Reflective listening requires attention to all that is said and not said; it requires the coach to choose what to reflect on based on empathic understanding and congruence at that moment.

Reflective listening, when skillfully done and in the context of an empathic, congruent, positively regarding, and unconditional relationship, encourages the client to verbalize further, explore issues in more depth, be challenged, reach new insights, and ultimately be more equipped to make new choices in life.}

 

Choice and Responsibility

People can choose how they respond to their environment. We may not have ultimate power over any situation, but there are always both given and chosen aspects of any particular moment.

 

Availability of Choice

At any moment, a choice is being made, whether we are aware of it. By cultivating awareness of choice being available, we have the power to make choices and responsibility for the choices made. This empowers the client to harness the self-actualization tendency.

Self-determination theory (SDT), a contemporary organismic theory of human motivation and personality functioning, emphasizes the central role of the individual’s inner resources for personality development and behavioral self-regulation. According to person-centered theory, SDT views the person as an active growth-oriented organism, attempting to actualize their potential within the environment in which they function.

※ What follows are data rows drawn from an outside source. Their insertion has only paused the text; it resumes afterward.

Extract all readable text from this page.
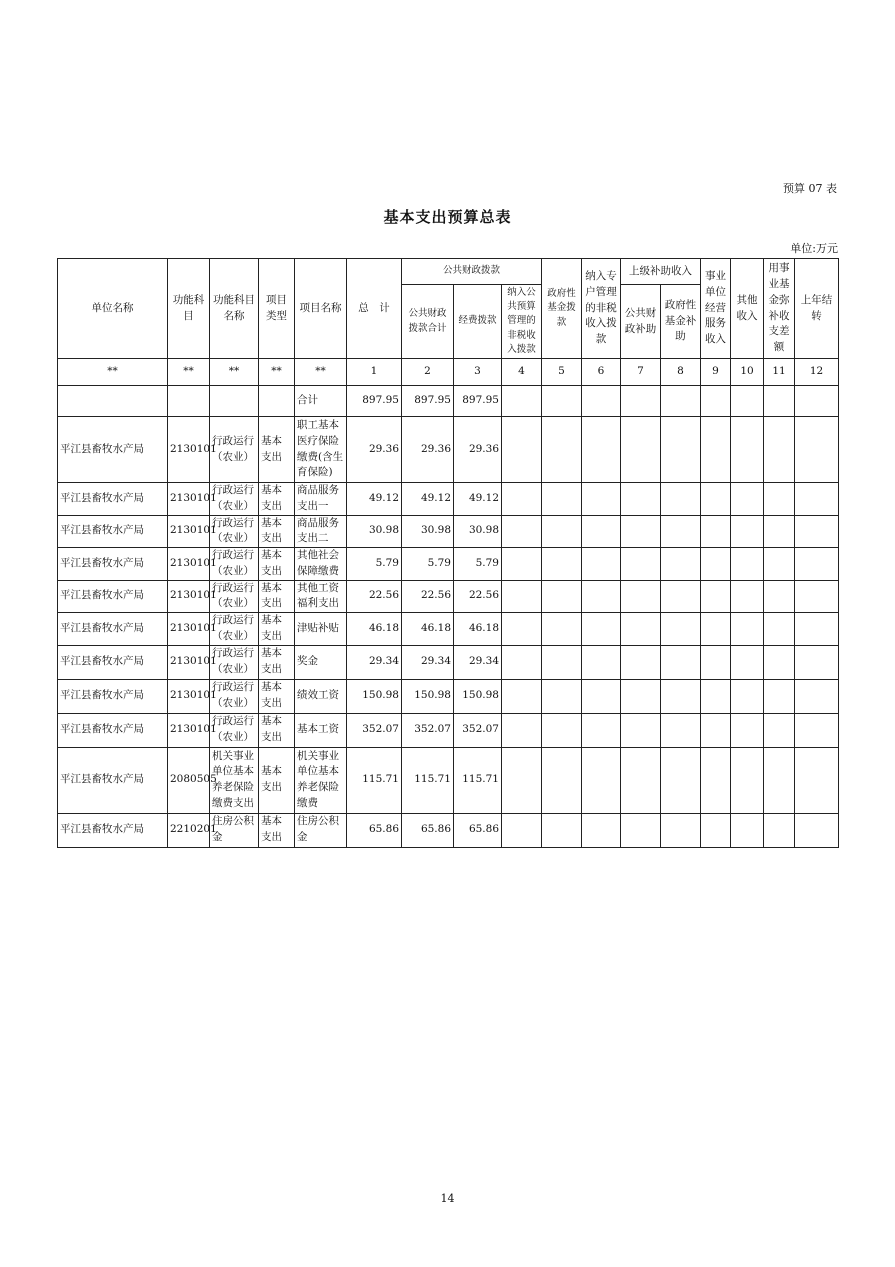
预算 07 表
基本支出预算总表
单位:万元
单位名称	功能科目	功能科目名称	项目类型	项目名称	总　计	公共财政拨款			政府性基金拨款	纳入专户管理的非税收入拨款	上级补助收入		事业单位经营服务收入	其他收入	用事业基金弥补收支差额	上年结转
						公共财政拨款合计	经费拨款	纳入公共预算管理的非税收入拨款			公共财政补助	政府性基金补助				
**	**	**	**	**	1	2	3	4	5	6	7	8	9	10	11	12
				合计	897.95	897.95	897.95									
平江县畜牧水产局	2130101	行政运行（农业）	基本支出	职工基本医疗保险缴费(含生育保险)	29.36	29.36	29.36									
平江县畜牧水产局	2130101	行政运行（农业）	基本支出	商品服务支出一	49.12	49.12	49.12									
平江县畜牧水产局	2130101	行政运行（农业）	基本支出	商品服务支出二	30.98	30.98	30.98									
平江县畜牧水产局	2130101	行政运行（农业）	基本支出	其他社会保障缴费	5.79	5.79	5.79									
平江县畜牧水产局	2130101	行政运行（农业）	基本支出	其他工资福利支出	22.56	22.56	22.56									
平江县畜牧水产局	2130101	行政运行（农业）	基本支出	津贴补贴	46.18	46.18	46.18									
平江县畜牧水产局	2130101	行政运行（农业）	基本支出	奖金	29.34	29.34	29.34									
平江县畜牧水产局	2130101	行政运行（农业）	基本支出	绩效工资	150.98	150.98	150.98									
平江县畜牧水产局	2130101	行政运行（农业）	基本支出	基本工资	352.07	352.07	352.07									
平江县畜牧水产局	2080505	机关事业单位基本养老保险缴费支出	基本支出	机关事业单位基本养老保险缴费	115.71	115.71	115.71									
平江县畜牧水产局	2210201	住房公积金	基本支出	住房公积金	65.86	65.86	65.86									
14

The social environment can either facilitate or inhibit the person’s synthesizing tendency.

 

Translation to Coaching

In accord with the philosophical tradition of humanistic thought, the basic assumption in coaching is that change is possible and that we have a choice in terms of action and meaning-making. This humanistic value is implicit in questions such as

“Who do you want to be in this situation?”

“What do you want to accomplish in this?”

“How do you want to make that happen?”

In asking our clients to make clear and conscious choices, we ask them to become active architects of their growth. By holding them accountable for those choices, we underscore the responsibility of choice.